Tagging @bwyma for his opinion on the debug question.

ax3l commented 1 year ago

Since the issue is inactive since a year, this is just an unqualified comment that we would love to see ccache support back in action :)

Thanks for the deep dive already!

KornevNikita commented 5 months ago

Hi! There have been no updates for at least the last 60 days, though the ticket has assignee(s).

@AlexeySachkov, could I ask you to take one of the following actions? :)

Thanks!

github-actions[bot] commented 3 months ago

Hi! There have been no updates for at least the last 60 days, though the issue has assignee(s).

@AlexeySachkov, could you please take one of the following actions:

Thanks!

mdtoguchi commented 3 months ago

There is work in progress to improve this behavior. It is to use a new '-include-footer' option to alleviate the temporary file generation for the footer. https://github.com/intel/llvm/pull/14402

github-actions[bot] commented 1 month ago

Hi! There have been no updates for at least the last 60 days, though the issue has assignee(s).

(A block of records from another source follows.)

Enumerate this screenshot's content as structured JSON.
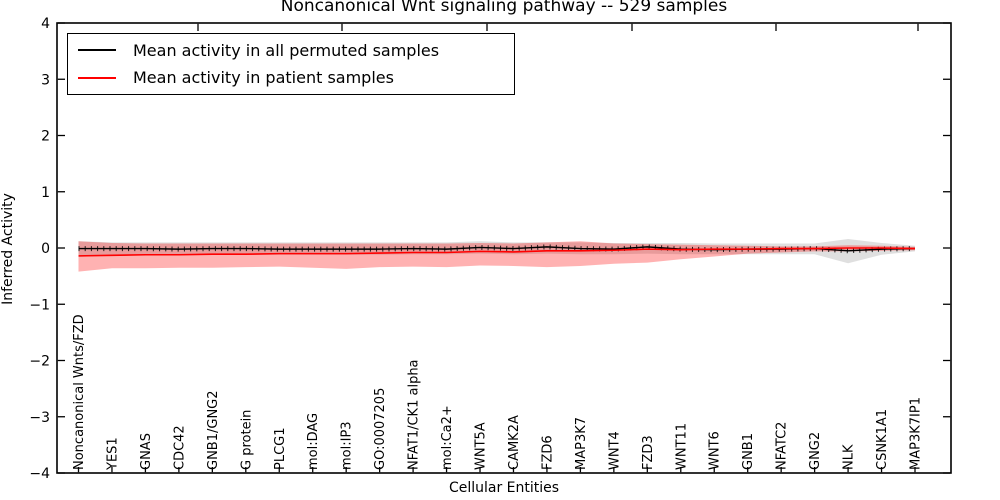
{
  "figure": {
    "title": "Noncanonical Wnt signaling pathway -- 529 samples",
    "background": "#ffffff",
    "frame_color": "#000000"
  },
  "chart_data": {
    "type": "line",
    "title": "Noncanonical Wnt signaling pathway -- 529 samples",
    "xlabel": "Cellular Entities",
    "ylabel": "Inferred Activity",
    "ylim": [
      -4,
      4
    ],
    "yticks": [
      4,
      3,
      2,
      1,
      0,
      -1,
      -2,
      -3,
      -4
    ],
    "grid": false,
    "legend_position": "upper left",
    "categories": [
      "Noncanonical Wnts/FZD",
      "YES1",
      "GNAS",
      "CDC42",
      "GNB1/GNG2",
      "G protein",
      "PLCG1",
      "mol:DAG",
      "mol:IP3",
      "GO:0007205",
      "NFAT1/CK1 alpha",
      "mol:Ca2+",
      "WNT5A",
      "CAMK2A",
      "FZD6",
      "MAP3K7",
      "WNT4",
      "FZD3",
      "WNT11",
      "WNT6",
      "GNB1",
      "NFATC2",
      "GNG2",
      "NLK",
      "CSNK1A1",
      "MAP3K7IP1"
    ],
    "series": [
      {
        "name": "Mean activity in all permuted samples",
        "color": "#000000",
        "band_color": "#c0c0c0",
        "band_opacity": 0.5,
        "values": [
          -0.01,
          -0.01,
          -0.01,
          -0.02,
          -0.01,
          -0.01,
          -0.02,
          -0.02,
          -0.02,
          -0.02,
          -0.01,
          -0.02,
          0.01,
          -0.01,
          0.02,
          -0.01,
          -0.02,
          0.02,
          -0.02,
          -0.03,
          -0.02,
          -0.02,
          -0.01,
          -0.05,
          -0.02,
          -0.01
        ],
        "band_upper": [
          0.12,
          0.1,
          0.1,
          0.1,
          0.1,
          0.1,
          0.1,
          0.1,
          0.1,
          0.1,
          0.1,
          0.1,
          0.12,
          0.1,
          0.1,
          0.1,
          0.09,
          0.09,
          0.09,
          0.08,
          0.08,
          0.08,
          0.08,
          0.16,
          0.09,
          0.04
        ],
        "band_lower": [
          -0.16,
          -0.13,
          -0.13,
          -0.13,
          -0.12,
          -0.12,
          -0.12,
          -0.12,
          -0.12,
          -0.12,
          -0.11,
          -0.11,
          -0.1,
          -0.11,
          -0.1,
          -0.11,
          -0.11,
          -0.1,
          -0.11,
          -0.11,
          -0.11,
          -0.11,
          -0.11,
          -0.27,
          -0.12,
          -0.06
        ]
      },
      {
        "name": "Mean activity in patient samples",
        "color": "#ff0000",
        "band_color": "#ff0000",
        "band_opacity": 0.3,
        "values": [
          -0.14,
          -0.13,
          -0.12,
          -0.12,
          -0.11,
          -0.11,
          -0.1,
          -0.1,
          -0.1,
          -0.09,
          -0.08,
          -0.08,
          -0.06,
          -0.07,
          -0.05,
          -0.05,
          -0.04,
          -0.02,
          -0.03,
          -0.02,
          -0.02,
          -0.01,
          -0.01,
          0.0,
          0.0,
          -0.01
        ],
        "band_upper": [
          0.12,
          0.09,
          0.08,
          0.08,
          0.08,
          0.08,
          0.08,
          0.08,
          0.08,
          0.08,
          0.08,
          0.08,
          0.09,
          0.08,
          0.1,
          0.12,
          0.08,
          0.07,
          0.06,
          0.05,
          0.04,
          0.03,
          0.03,
          0.05,
          0.04,
          0.02
        ],
        "band_lower": [
          -0.42,
          -0.36,
          -0.36,
          -0.35,
          -0.35,
          -0.34,
          -0.33,
          -0.35,
          -0.37,
          -0.34,
          -0.33,
          -0.34,
          -0.31,
          -0.32,
          -0.34,
          -0.32,
          -0.28,
          -0.26,
          -0.2,
          -0.15,
          -0.1,
          -0.08,
          -0.06,
          -0.06,
          -0.05,
          -0.04
        ]
      }
    ]
  }
}
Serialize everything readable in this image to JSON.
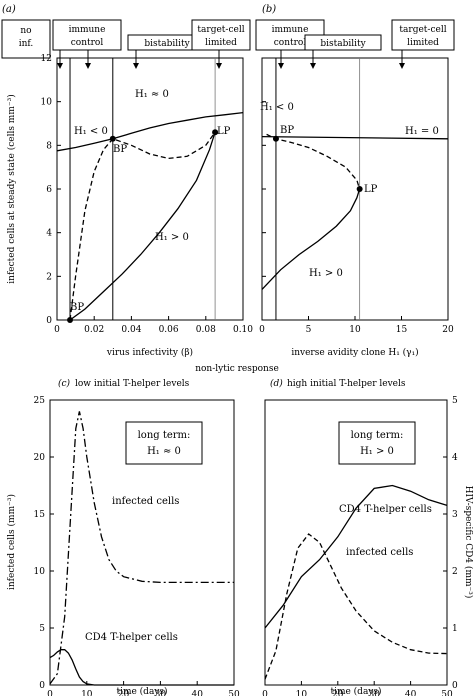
{
  "chart_data": [
    {
      "panel": "(a)",
      "type": "line",
      "xlabel": "virus infectivity (β)",
      "ylabel": "infected cells at steady state (cells mm⁻³)",
      "xlim": [
        0,
        0.1
      ],
      "ylim": [
        0,
        12
      ],
      "xticks": [
        "0",
        "0.02",
        "0.04",
        "0.06",
        "0.08",
        "0.10"
      ],
      "yticks": [
        "0",
        "2",
        "4",
        "6",
        "8",
        "10",
        "12"
      ],
      "regions": [
        {
          "label": "no inf."
        },
        {
          "label": "immune control"
        },
        {
          "label": "bistability"
        },
        {
          "label": "target-cell limited"
        }
      ],
      "region_boundaries": [
        0.007,
        0.03,
        0.085
      ],
      "branch_labels": [
        "H₁ ≈ 0",
        "H₁ < 0",
        "H₁ > 0"
      ],
      "points": [
        {
          "label": "BP",
          "x": 0.007,
          "y": 0
        },
        {
          "label": "BP",
          "x": 0.03,
          "y": 8.3
        },
        {
          "label": "LP",
          "x": 0.085,
          "y": 8.6
        }
      ],
      "series": [
        {
          "style": "solid",
          "x": [
            0,
            0.01,
            0.02,
            0.03,
            0.04,
            0.05,
            0.06,
            0.07,
            0.08,
            0.09,
            0.1
          ],
          "y": [
            7.75,
            7.9,
            8.1,
            8.3,
            8.55,
            8.8,
            9.0,
            9.15,
            9.3,
            9.4,
            9.5
          ]
        },
        {
          "style": "dashed",
          "x": [
            0.007,
            0.01,
            0.015,
            0.02,
            0.025,
            0.03,
            0.04,
            0.05,
            0.06,
            0.07,
            0.08,
            0.085
          ],
          "y": [
            0,
            2.0,
            5.0,
            6.8,
            7.8,
            8.3,
            8.0,
            7.6,
            7.4,
            7.5,
            8.0,
            8.6
          ]
        },
        {
          "style": "solid",
          "x": [
            0.007,
            0.015,
            0.025,
            0.035,
            0.045,
            0.055,
            0.065,
            0.075,
            0.082,
            0.085
          ],
          "y": [
            0,
            0.5,
            1.3,
            2.1,
            3.0,
            4.0,
            5.1,
            6.4,
            7.8,
            8.6
          ]
        }
      ]
    },
    {
      "panel": "(b)",
      "type": "line",
      "xlabel": "inverse avidity clone H₁ (γ₁)",
      "xlim": [
        0,
        20
      ],
      "ylim": [
        0,
        12
      ],
      "xticks": [
        "0",
        "5",
        "10",
        "15",
        "20"
      ],
      "regions": [
        {
          "label": "immune control"
        },
        {
          "label": "bistability"
        },
        {
          "label": "target-cell limited"
        }
      ],
      "region_boundaries": [
        1.5,
        10.5
      ],
      "branch_labels": [
        "H₁ < 0",
        "H₁ = 0",
        "H₁ > 0"
      ],
      "points": [
        {
          "label": "BP",
          "x": 1.5,
          "y": 8.3
        },
        {
          "label": "LP",
          "x": 10.5,
          "y": 6.0
        }
      ],
      "series": [
        {
          "style": "solid",
          "x": [
            0,
            20
          ],
          "y": [
            8.4,
            8.3
          ]
        },
        {
          "style": "dashed",
          "x": [
            0.5,
            1.5,
            3,
            5,
            7,
            9,
            10.2,
            10.5
          ],
          "y": [
            8.5,
            8.3,
            8.15,
            7.9,
            7.5,
            7.0,
            6.4,
            6.0
          ]
        },
        {
          "style": "solid",
          "x": [
            0,
            2,
            4,
            6,
            8,
            9.5,
            10.2,
            10.5
          ],
          "y": [
            1.4,
            2.3,
            3.0,
            3.6,
            4.3,
            5.0,
            5.6,
            6.0
          ]
        }
      ]
    },
    {
      "panel": "(c)",
      "type": "line",
      "title": "low initial T-helper levels",
      "xlabel": "time (days)",
      "ylabel": "infected cells (mm⁻³)",
      "xlim": [
        0,
        50
      ],
      "ylim": [
        0,
        25
      ],
      "xticks": [
        "0",
        "10",
        "20",
        "30",
        "40",
        "50"
      ],
      "yticks": [
        "0",
        "5",
        "10",
        "15",
        "20",
        "25"
      ],
      "box": [
        "long term:",
        "H₁ ≈ 0"
      ],
      "series": [
        {
          "name": "infected cells",
          "style": "dashdot",
          "x": [
            0,
            2,
            4,
            6,
            7,
            8,
            9,
            10,
            12,
            14,
            16,
            18,
            20,
            25,
            30,
            40,
            50
          ],
          "y": [
            0.1,
            1,
            6,
            17,
            22.5,
            24,
            22.5,
            20,
            16,
            13,
            11,
            10,
            9.5,
            9.1,
            9,
            9,
            9
          ]
        },
        {
          "name": "CD4 T-helper cells",
          "style": "solid",
          "x": [
            0,
            1,
            2,
            3,
            4,
            5,
            6,
            7,
            8,
            9,
            10,
            12,
            15,
            20,
            30,
            50
          ],
          "y": [
            2.4,
            2.6,
            2.9,
            3.1,
            3.1,
            2.8,
            2.2,
            1.4,
            0.7,
            0.3,
            0.1,
            0,
            0,
            0,
            0,
            0
          ]
        }
      ]
    },
    {
      "panel": "(d)",
      "type": "line",
      "title": "high initial T-helper levels",
      "xlabel": "time (days)",
      "ylabel": "HIV-specific CD4 (mm⁻³)",
      "xlim": [
        0,
        50
      ],
      "ylim": [
        0,
        5
      ],
      "xticks": [
        "0",
        "10",
        "20",
        "30",
        "40",
        "50"
      ],
      "yticks": [
        "0",
        "1",
        "2",
        "3",
        "4",
        "5"
      ],
      "box": [
        "long term:",
        "H₁ > 0"
      ],
      "series": [
        {
          "name": "CD4 T-helper cells",
          "style": "solid",
          "x": [
            0,
            5,
            10,
            15,
            20,
            25,
            30,
            35,
            40,
            45,
            50
          ],
          "y": [
            1.0,
            1.4,
            1.9,
            2.2,
            2.6,
            3.1,
            3.45,
            3.5,
            3.4,
            3.25,
            3.15
          ]
        },
        {
          "name": "infected cells",
          "style": "dashed",
          "x": [
            0,
            3,
            6,
            9,
            12,
            15,
            18,
            21,
            25,
            30,
            35,
            40,
            45,
            50
          ],
          "y": [
            0.1,
            0.6,
            1.6,
            2.4,
            2.65,
            2.5,
            2.1,
            1.7,
            1.3,
            0.95,
            0.75,
            0.62,
            0.56,
            0.55
          ]
        }
      ]
    }
  ],
  "labels": {
    "shared_xlabel": "non-lytic response",
    "panel_a": "(a)",
    "panel_b": "(b)",
    "panel_c": "(c)",
    "panel_d": "(d)",
    "a_region_no_inf_1": "no",
    "a_region_no_inf_2": "inf.",
    "a_region_immune_1": "immune",
    "a_region_immune_2": "control",
    "a_region_bistability": "bistability",
    "a_region_target_1": "target-cell",
    "a_region_target_2": "limited",
    "b_region_immune_1": "immune",
    "b_region_immune_2": "control",
    "b_region_bistability": "bistability",
    "b_region_target_1": "target-cell",
    "b_region_target_2": "limited",
    "a_h_zero": "H₁ ≈ 0",
    "a_h_neg": "H₁ < 0",
    "a_h_pos": "H₁ > 0",
    "a_bp_top": "BP",
    "a_bp_bottom": "BP",
    "a_lp": "LP",
    "b_h_neg": "H₁ < 0",
    "b_h_zero": "H₁ = 0",
    "b_h_pos": "H₁ > 0",
    "b_bp": "BP",
    "b_lp": "LP",
    "c_title": "low initial T-helper levels",
    "c_box_1": "long term:",
    "c_box_2": "H₁ ≈ 0",
    "c_infected": "infected cells",
    "c_cd4": "CD4 T-helper cells",
    "d_title": "high initial T-helper levels",
    "d_box_1": "long term:",
    "d_box_2": "H₁ > 0",
    "d_cd4": "CD4 T-helper cells",
    "d_infected": "infected cells"
  }
}
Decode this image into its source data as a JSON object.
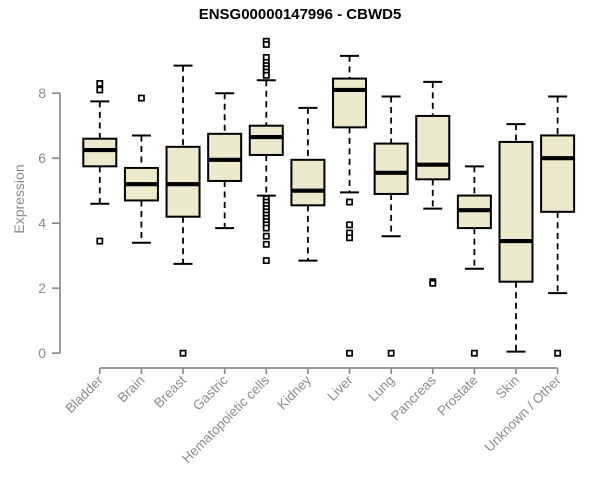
{
  "title": "ENSG00000147996 - CBWD5",
  "chart_data": {
    "type": "boxplot",
    "title": "ENSG00000147996 - CBWD5",
    "xlabel": "",
    "ylabel": "Expression",
    "ylim": [
      0,
      9.7
    ],
    "yticks": [
      0,
      2,
      4,
      6,
      8
    ],
    "grid": false,
    "legend": "none",
    "colors": {
      "box_fill": "#EEE8CD",
      "box_stroke": "#000000",
      "median": "#000000",
      "whisker": "#000000",
      "outlier_stroke": "#000000",
      "outlier_fill": "#ffffff",
      "axis": "#8C8C8C",
      "tick_label": "#8C8C8C",
      "title": "#000000",
      "background": "#ffffff"
    },
    "categories": [
      "Bladder",
      "Brain",
      "Breast",
      "Gastric",
      "Hematopoietic cells",
      "Kidney",
      "Liver",
      "Lung",
      "Pancreas",
      "Prostate",
      "Skin",
      "Unknown / Other"
    ],
    "series": [
      {
        "name": "Bladder",
        "whisker_low": 4.6,
        "q1": 5.75,
        "median": 6.25,
        "q3": 6.6,
        "whisker_high": 7.75,
        "outliers": [
          8.3,
          8.1,
          3.45
        ]
      },
      {
        "name": "Brain",
        "whisker_low": 3.4,
        "q1": 4.7,
        "median": 5.2,
        "q3": 5.7,
        "whisker_high": 6.7,
        "outliers": [
          7.85
        ]
      },
      {
        "name": "Breast",
        "whisker_low": 2.75,
        "q1": 4.2,
        "median": 5.2,
        "q3": 6.35,
        "whisker_high": 8.85,
        "outliers": [
          0
        ]
      },
      {
        "name": "Gastric",
        "whisker_low": 3.85,
        "q1": 5.3,
        "median": 5.95,
        "q3": 6.75,
        "whisker_high": 8.0,
        "outliers": []
      },
      {
        "name": "Hematopoietic cells",
        "whisker_low": 4.85,
        "q1": 6.1,
        "median": 6.65,
        "q3": 7.0,
        "whisker_high": 8.4,
        "outliers": [
          9.6,
          9.5,
          9.1,
          8.95,
          8.85,
          8.75,
          8.65,
          8.55,
          4.75,
          4.65,
          4.55,
          4.45,
          4.35,
          4.25,
          4.15,
          4.05,
          3.95,
          3.85,
          3.6,
          3.35,
          2.85
        ]
      },
      {
        "name": "Kidney",
        "whisker_low": 2.85,
        "q1": 4.55,
        "median": 5.0,
        "q3": 5.95,
        "whisker_high": 7.55,
        "outliers": []
      },
      {
        "name": "Liver",
        "whisker_low": 4.95,
        "q1": 6.95,
        "median": 8.1,
        "q3": 8.45,
        "whisker_high": 9.15,
        "outliers": [
          4.65,
          3.95,
          3.7,
          3.55,
          0
        ]
      },
      {
        "name": "Lung",
        "whisker_low": 3.6,
        "q1": 4.9,
        "median": 5.55,
        "q3": 6.45,
        "whisker_high": 7.9,
        "outliers": [
          0
        ]
      },
      {
        "name": "Pancreas",
        "whisker_low": 4.45,
        "q1": 5.35,
        "median": 5.8,
        "q3": 7.3,
        "whisker_high": 8.35,
        "outliers": [
          2.2,
          2.15
        ]
      },
      {
        "name": "Prostate",
        "whisker_low": 2.6,
        "q1": 3.85,
        "median": 4.4,
        "q3": 4.85,
        "whisker_high": 5.75,
        "outliers": [
          0
        ]
      },
      {
        "name": "Skin",
        "whisker_low": 0.05,
        "q1": 2.2,
        "median": 3.45,
        "q3": 6.5,
        "whisker_high": 7.05,
        "outliers": []
      },
      {
        "name": "Unknown / Other",
        "whisker_low": 1.85,
        "q1": 4.35,
        "median": 6.0,
        "q3": 6.7,
        "whisker_high": 7.9,
        "outliers": [
          0
        ]
      }
    ]
  }
}
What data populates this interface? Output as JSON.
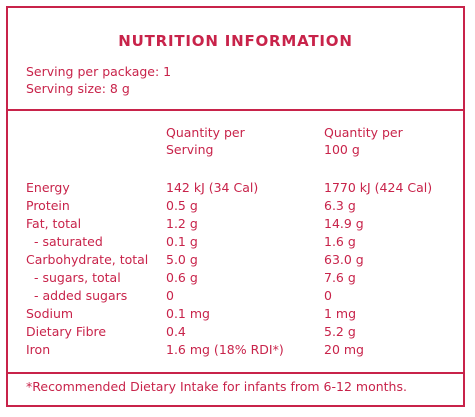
{
  "title": "NUTRITION INFORMATION",
  "serving": {
    "per_package": "Serving per package: 1",
    "size": "Serving size: 8 g"
  },
  "headers": {
    "col1_line1": "Quantity per",
    "col1_line2": "Serving",
    "col2_line1": "Quantity per",
    "col2_line2": "100 g"
  },
  "rows": [
    {
      "label": "Energy",
      "per_serving": "142 kJ (34 Cal)",
      "per_100g": "1770 kJ (424 Cal)"
    },
    {
      "label": "Protein",
      "per_serving": "0.5 g",
      "per_100g": "6.3 g"
    },
    {
      "label": "Fat, total",
      "per_serving": "1.2 g",
      "per_100g": "14.9 g"
    },
    {
      "label": "- saturated",
      "per_serving": "0.1 g",
      "per_100g": "1.6 g"
    },
    {
      "label": "Carbohydrate, total",
      "per_serving": "5.0 g",
      "per_100g": "63.0 g"
    },
    {
      "label": "- sugars, total",
      "per_serving": "0.6 g",
      "per_100g": "7.6 g"
    },
    {
      "label": "- added sugars",
      "per_serving": "0",
      "per_100g": "0"
    },
    {
      "label": "Sodium",
      "per_serving": "0.1 mg",
      "per_100g": "1 mg"
    },
    {
      "label": "Dietary Fibre",
      "per_serving": "0.4",
      "per_100g": "5.2 g"
    },
    {
      "label": "Iron",
      "per_serving": "1.6 mg (18% RDI*)",
      "per_100g": "20 mg"
    }
  ],
  "footnote": "*Recommended Dietary Intake for infants from 6-12 months.",
  "colors": {
    "accent": "#c8234a",
    "background": "#ffffff"
  }
}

@AlexeySachkov, could you please take one of the following actions:

Thanks!

psalz commented 1 month ago

There is work in progress to improve this behavior. It is to use a new '-include-footer' option to alleviate the temporary file generation for the footer. #14402

I just tested my reproducer example from above with a recent (ed2128d8678b56524) build of DPC++ and I'm getting the same behavior. Do I have to pass any additional compiler flags?

mdtoguchi commented 1 month ago

@psalz, we have discovered additional changes that are needed to address the addition of the internal header/footer files (referenced in the generated preprocessed file). This is expected to be fixed for the DPC++ 2025.1 release.